同Tananao metamorphic complexですが,国家公園ではなく,ハンマーのふるえる川にての観察.(立ち入るには許可証が必要でした).川が西から東に流れており,それをさかのぼって観察して行きました.




Metabasalt.枕状の構造が観察できます.







スケールが大きいので転石まで大きい.転石かどうか注意しなければ露頭と間違えてしまいそうでした.ここは国家公園内ではないので,岩石の持ち帰りは自由な様で,切り取られた転石をいくつも見ました.写真の手前と奥の不自然に平な岩石がそれ.切り取り方もスケールが大きい.おかげで変成岩の美しい縞状の構造を観察する事ができました.




こでもTaroko国家公園と同じく褶曲が発達しており,数十mスケールからmmスケールまで観察が可能です.

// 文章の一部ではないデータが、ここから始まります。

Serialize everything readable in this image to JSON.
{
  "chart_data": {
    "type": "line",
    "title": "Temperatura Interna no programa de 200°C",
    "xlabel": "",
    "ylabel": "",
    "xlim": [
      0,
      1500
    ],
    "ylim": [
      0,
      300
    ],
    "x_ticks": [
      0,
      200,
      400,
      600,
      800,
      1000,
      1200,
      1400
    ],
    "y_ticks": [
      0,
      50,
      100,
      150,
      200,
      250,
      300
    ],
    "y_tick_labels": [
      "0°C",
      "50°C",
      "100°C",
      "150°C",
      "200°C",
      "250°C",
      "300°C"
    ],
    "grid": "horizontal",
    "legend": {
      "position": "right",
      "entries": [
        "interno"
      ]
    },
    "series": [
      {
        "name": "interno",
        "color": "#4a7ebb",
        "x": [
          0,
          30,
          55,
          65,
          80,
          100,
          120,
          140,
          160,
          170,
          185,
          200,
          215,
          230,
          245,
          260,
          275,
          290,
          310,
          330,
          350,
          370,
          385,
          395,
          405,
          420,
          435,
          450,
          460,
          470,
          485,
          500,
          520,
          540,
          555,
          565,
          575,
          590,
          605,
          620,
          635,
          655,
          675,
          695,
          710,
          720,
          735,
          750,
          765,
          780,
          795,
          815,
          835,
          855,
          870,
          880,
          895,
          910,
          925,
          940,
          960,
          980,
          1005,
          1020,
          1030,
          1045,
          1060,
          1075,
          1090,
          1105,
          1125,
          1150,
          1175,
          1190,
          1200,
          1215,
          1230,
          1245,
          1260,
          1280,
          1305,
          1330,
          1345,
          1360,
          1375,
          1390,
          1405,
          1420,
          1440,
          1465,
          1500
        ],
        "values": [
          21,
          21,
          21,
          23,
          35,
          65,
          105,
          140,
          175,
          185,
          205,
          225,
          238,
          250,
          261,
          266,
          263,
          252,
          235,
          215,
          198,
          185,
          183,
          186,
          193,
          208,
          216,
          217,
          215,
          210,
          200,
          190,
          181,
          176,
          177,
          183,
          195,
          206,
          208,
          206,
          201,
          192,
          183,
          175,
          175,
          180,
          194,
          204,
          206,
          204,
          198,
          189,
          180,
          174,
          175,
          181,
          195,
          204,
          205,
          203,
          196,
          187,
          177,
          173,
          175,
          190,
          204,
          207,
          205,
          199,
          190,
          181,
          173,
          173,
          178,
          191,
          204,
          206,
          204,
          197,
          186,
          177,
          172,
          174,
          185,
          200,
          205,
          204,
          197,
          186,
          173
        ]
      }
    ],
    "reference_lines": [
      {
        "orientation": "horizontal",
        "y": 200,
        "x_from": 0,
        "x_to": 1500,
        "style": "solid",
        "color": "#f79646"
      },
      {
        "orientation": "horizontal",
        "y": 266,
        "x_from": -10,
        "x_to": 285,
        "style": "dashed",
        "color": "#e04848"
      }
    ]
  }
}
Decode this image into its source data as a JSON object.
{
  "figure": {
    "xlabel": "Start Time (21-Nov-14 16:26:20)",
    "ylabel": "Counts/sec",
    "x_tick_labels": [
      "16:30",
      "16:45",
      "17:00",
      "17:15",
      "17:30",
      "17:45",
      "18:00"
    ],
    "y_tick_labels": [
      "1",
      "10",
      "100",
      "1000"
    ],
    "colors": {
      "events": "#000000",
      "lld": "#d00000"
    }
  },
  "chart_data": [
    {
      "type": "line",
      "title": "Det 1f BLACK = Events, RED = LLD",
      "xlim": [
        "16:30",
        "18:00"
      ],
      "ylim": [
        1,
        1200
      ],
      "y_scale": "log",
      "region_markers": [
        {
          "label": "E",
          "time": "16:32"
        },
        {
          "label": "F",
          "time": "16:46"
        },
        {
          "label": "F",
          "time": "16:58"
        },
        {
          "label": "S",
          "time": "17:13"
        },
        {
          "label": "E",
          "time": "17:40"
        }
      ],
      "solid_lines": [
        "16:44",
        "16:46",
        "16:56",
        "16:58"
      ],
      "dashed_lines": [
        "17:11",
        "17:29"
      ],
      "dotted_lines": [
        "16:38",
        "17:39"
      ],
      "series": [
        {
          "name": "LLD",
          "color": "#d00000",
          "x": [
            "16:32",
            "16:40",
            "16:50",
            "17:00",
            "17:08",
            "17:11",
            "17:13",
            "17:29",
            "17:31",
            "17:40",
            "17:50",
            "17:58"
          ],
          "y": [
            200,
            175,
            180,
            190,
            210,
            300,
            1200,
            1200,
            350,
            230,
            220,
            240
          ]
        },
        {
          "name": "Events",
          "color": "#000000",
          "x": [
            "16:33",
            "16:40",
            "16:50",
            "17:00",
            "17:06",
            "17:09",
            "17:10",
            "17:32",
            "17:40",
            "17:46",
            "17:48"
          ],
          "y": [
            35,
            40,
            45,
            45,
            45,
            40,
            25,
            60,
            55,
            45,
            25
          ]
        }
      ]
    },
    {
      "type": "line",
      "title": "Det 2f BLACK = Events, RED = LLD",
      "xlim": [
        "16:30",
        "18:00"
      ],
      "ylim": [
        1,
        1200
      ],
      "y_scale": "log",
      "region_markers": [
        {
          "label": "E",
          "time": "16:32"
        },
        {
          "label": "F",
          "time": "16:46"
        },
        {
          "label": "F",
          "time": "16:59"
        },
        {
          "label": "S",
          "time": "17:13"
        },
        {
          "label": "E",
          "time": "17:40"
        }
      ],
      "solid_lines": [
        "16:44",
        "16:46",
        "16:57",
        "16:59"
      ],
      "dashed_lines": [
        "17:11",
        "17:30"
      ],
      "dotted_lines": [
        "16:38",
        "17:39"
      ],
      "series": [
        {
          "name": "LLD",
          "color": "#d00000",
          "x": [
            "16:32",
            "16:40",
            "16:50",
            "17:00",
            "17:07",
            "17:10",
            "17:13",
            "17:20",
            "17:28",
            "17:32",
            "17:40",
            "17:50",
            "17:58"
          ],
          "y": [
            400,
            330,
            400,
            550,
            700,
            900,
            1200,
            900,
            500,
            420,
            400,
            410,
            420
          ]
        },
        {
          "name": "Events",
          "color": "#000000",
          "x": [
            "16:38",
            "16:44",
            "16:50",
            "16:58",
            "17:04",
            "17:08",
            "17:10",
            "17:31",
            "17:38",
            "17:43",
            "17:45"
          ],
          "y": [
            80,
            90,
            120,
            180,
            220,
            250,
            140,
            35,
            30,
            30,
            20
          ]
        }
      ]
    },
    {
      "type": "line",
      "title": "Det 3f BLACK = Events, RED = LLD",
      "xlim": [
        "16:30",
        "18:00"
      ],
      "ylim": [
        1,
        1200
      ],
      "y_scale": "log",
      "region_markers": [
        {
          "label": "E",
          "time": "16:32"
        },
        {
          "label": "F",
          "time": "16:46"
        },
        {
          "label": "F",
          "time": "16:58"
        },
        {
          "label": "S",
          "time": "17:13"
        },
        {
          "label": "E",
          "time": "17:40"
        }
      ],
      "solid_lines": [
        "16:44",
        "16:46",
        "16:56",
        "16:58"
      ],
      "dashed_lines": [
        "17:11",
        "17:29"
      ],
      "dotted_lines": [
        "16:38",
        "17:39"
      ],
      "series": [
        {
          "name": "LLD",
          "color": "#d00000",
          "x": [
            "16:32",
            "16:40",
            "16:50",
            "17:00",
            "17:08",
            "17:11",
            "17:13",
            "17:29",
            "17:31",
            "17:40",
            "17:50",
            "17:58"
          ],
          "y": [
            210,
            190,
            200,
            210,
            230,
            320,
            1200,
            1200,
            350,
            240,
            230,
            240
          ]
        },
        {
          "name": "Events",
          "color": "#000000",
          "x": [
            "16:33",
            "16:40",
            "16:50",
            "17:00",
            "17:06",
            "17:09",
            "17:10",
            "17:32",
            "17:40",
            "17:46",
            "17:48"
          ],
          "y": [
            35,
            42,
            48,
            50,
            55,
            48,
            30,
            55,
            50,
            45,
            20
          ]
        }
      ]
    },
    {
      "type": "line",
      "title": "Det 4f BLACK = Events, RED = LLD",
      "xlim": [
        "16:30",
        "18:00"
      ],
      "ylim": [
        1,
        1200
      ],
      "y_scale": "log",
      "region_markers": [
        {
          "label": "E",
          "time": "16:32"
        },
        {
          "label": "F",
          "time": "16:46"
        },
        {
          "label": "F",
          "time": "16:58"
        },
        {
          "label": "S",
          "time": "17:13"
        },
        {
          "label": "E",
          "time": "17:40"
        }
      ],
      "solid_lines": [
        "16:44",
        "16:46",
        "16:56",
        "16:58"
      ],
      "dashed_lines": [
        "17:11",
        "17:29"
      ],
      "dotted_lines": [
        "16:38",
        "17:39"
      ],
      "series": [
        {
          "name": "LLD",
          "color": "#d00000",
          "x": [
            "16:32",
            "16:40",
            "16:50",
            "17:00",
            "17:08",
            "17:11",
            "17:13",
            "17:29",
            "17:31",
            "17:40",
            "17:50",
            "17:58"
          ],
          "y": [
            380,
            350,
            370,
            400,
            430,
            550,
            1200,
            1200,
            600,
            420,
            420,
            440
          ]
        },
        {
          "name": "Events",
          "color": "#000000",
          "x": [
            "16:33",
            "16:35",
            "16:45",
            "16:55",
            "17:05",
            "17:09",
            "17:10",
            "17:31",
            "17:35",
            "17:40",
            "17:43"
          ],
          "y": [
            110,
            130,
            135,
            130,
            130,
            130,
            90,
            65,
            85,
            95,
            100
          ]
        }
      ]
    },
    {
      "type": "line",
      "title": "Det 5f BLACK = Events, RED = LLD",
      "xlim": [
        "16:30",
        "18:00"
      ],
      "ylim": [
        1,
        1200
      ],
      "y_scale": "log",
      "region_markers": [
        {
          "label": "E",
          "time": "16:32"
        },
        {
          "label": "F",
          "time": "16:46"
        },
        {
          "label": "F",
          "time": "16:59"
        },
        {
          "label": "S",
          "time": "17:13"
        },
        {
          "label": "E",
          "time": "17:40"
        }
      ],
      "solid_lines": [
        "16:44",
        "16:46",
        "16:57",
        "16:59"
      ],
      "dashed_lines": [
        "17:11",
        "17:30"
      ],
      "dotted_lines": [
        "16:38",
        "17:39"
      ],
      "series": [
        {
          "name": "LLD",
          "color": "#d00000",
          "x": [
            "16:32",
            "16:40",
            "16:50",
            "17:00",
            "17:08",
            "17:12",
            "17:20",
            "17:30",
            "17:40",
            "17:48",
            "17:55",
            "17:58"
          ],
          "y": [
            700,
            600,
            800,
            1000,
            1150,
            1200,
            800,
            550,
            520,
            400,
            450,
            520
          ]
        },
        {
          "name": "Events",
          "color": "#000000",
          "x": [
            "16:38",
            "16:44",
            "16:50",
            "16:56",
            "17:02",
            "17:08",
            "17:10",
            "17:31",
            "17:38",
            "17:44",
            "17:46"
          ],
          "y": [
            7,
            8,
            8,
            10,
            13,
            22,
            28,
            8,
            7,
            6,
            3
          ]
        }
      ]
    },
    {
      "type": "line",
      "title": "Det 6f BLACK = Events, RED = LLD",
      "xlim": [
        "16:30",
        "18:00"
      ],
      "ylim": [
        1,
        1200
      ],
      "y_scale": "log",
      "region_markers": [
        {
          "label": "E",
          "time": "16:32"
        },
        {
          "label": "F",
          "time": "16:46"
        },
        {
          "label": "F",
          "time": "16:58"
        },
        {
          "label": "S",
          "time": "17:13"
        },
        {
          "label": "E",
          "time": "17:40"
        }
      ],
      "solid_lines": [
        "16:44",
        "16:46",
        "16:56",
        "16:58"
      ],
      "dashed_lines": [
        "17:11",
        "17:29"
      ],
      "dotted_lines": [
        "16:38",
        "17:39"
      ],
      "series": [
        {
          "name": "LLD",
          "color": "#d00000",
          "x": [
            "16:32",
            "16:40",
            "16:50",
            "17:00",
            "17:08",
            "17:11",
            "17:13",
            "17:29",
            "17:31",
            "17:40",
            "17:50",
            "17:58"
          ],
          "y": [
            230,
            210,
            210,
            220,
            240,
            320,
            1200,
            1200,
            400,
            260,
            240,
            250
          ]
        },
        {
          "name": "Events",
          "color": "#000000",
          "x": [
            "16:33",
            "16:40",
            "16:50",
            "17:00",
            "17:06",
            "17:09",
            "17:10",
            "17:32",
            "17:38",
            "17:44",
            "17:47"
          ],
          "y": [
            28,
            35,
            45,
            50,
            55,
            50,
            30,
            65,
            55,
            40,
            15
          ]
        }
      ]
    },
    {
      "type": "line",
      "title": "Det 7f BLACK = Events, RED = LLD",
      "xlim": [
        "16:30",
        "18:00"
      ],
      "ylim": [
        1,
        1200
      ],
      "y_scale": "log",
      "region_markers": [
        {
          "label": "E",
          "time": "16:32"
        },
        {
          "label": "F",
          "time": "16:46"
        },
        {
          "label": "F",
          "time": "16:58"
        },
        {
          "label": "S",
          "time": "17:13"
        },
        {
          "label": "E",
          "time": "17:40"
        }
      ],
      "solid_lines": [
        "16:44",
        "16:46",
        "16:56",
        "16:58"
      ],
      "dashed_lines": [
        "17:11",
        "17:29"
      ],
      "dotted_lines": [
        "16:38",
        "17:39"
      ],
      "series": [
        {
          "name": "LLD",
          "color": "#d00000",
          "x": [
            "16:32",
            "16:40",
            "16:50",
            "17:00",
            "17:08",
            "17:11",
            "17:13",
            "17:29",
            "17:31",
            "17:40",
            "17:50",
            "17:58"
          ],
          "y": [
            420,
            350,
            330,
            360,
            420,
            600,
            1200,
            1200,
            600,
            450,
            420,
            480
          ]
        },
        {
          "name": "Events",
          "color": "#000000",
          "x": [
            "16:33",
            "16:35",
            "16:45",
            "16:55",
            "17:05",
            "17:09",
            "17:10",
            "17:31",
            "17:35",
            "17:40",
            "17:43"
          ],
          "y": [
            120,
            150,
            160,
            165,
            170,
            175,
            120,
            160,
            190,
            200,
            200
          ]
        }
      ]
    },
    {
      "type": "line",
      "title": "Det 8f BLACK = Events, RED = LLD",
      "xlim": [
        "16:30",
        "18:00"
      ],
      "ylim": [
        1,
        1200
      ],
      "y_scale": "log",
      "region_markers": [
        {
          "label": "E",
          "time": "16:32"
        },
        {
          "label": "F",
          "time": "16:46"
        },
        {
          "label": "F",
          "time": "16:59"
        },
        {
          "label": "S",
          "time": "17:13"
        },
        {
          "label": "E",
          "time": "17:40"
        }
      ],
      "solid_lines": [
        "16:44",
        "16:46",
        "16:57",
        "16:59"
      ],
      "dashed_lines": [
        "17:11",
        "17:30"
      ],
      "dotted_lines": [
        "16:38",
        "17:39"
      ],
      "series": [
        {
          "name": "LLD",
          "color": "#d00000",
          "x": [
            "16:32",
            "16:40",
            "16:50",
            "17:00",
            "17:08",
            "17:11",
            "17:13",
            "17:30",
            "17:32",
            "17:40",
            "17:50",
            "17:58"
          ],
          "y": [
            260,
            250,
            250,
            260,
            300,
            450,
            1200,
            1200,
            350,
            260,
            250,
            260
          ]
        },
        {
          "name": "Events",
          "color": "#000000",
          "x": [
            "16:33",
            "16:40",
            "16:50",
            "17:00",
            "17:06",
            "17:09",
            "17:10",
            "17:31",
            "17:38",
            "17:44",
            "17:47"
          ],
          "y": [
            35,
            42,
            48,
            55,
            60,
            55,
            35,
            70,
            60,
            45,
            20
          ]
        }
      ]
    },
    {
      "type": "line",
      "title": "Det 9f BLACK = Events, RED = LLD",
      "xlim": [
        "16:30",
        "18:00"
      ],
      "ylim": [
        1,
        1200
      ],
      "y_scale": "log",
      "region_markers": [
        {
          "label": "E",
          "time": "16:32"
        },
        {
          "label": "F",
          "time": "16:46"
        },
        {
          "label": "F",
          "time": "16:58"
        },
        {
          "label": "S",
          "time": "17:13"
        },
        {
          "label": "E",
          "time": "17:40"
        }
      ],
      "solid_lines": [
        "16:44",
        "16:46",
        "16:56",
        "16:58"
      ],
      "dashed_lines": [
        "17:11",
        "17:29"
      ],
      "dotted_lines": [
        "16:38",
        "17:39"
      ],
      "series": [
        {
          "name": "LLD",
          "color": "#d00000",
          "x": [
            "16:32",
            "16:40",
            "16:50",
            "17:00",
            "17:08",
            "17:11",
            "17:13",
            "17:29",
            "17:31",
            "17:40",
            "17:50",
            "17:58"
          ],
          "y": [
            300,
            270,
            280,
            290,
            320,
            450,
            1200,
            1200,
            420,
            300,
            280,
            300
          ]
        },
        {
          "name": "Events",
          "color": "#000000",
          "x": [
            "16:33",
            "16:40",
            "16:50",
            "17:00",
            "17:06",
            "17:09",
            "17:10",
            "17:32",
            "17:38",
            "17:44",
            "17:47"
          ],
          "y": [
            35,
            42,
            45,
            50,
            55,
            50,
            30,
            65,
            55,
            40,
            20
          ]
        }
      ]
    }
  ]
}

最後に,東の海岸沿いに露出するMioceneのagglomerate.中には柱状節理が取り込まれている露頭も.この層順の形成場所,形成過程等は様々な議論があるそうです.

 

おまけ


巡検の始まり:台湾にて初めての巡検で出発を楽しみにしていたけれど,2台で出発する予定の1台の停車していたバスに原付がつっこむという衝撃的な始まりでした.台湾では事故に会うと,その日にはその厄(?)を落とす為かこの写真の用に豚肉が入った麺を食べるそうです.

Taroko渓谷にて


あちこちで見かける落石注意の看板.地震時などやはり時々落ちてくる様です.


やはりこのような渓谷に道を作るのは並大抵の仕事ではなかった様です.

川沿いでは温泉がある事も.露頭に行くために温泉を通過して行くのですが,ずかずか乗り越えて行くのが少し心苦しく感じたりしました(日本人だから?).といいつつ写真は撮っていたり.